If you are the parent of a teen athlete, you know firsthand that an injury was not in their plans. However, the unexpected happened, and now here you are. Fortunately, aside from following a regimen prescribed by a sports medicine healthcare professional, there are other things you can do to help your son or daughter get back in the game.
1. Eat Healthily
Do your part to ensure your child follows a healthy diet. A diet low in nutritional value can cause inflammation. Inflammation during the recovery period can lead to increased pain, and it can also create flexibility issues, which may make it more challenging for your athlete to participate in their therapy regimen.
2. Stay Hydrated
Next to a healthy diet, it is also important to remain hydrated. Good hydration improves mobility and aids in the muscle repair process, which are both essential for their recovery. Second, if your child has been prescribed pain medicine, staying hydrated will ensure these powerful medications flow through their system.
3. Workout at Home
If your child's injury is not severe, their sports medicine recovery plan may include physical therapy. If this is the prescribed plan, the healthcare provider will likely send you all home with a set of exercises to do on your own time. Make certain you encourage your child to follow through on these exercises. Following these exercises at home will help speed up the process.

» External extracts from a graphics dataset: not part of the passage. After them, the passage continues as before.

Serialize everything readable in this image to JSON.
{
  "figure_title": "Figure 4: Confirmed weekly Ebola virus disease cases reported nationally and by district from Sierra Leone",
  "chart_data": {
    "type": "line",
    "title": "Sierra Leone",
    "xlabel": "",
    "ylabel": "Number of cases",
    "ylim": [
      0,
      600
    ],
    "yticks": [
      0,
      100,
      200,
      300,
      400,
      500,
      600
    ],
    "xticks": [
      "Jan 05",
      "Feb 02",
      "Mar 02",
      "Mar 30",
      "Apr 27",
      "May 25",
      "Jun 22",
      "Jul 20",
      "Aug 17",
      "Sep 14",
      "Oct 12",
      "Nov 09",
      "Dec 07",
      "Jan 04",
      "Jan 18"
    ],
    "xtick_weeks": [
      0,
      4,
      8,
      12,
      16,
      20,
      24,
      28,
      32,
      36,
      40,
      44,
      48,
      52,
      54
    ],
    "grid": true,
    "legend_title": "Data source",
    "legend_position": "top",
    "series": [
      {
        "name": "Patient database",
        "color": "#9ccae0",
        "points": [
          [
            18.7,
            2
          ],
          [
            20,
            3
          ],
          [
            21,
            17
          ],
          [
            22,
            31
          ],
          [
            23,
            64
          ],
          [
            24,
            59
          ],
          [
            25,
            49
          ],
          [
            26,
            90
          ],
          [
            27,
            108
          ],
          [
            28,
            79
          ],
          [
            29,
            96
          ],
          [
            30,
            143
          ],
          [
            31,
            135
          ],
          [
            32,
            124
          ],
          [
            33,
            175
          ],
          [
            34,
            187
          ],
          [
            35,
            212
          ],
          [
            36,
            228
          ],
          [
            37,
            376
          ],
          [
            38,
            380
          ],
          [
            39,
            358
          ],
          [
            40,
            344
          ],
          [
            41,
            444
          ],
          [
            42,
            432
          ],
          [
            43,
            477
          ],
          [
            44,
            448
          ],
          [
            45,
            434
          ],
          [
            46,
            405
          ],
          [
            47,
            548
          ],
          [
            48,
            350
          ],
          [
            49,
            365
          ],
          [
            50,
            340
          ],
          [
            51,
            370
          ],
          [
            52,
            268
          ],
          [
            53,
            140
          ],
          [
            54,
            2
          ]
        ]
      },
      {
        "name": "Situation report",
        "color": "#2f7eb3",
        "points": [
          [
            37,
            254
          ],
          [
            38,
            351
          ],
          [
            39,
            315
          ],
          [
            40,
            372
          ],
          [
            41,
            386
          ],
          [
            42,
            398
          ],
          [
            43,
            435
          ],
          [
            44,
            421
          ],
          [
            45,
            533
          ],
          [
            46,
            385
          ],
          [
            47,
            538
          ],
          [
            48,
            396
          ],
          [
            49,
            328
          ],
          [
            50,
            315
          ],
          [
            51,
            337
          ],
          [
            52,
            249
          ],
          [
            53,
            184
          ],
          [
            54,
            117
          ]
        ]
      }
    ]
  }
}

4. Practice Good Mental Health
When it comes to a tough situation, it is always good to remember that it is mind over matter. If your child can set their mind on success, they will be able to make it through this trying and unplanned situation. Whether it is speaking statements of affirmation with your child or encouraging them to surround themselves with positivity, keeping their mind healthy can help with their physical health.
5. Aim for Slow Progression
Make sure you talk with your injured teen about slow progression. Even after your child is cleared to return by their sports medicine professional, your son or daughter should not expect to return at 100%. Instead, it is best to begin with a slow progression. For example, maybe your child can start by only participating in practice 2 times a week, slowly increasing their participation, and then eventually playing in the game.
As always, make sure you speak with the healthcare professional aiding you in your child's recovery to ensure they are on the right track based on their needs and injuries.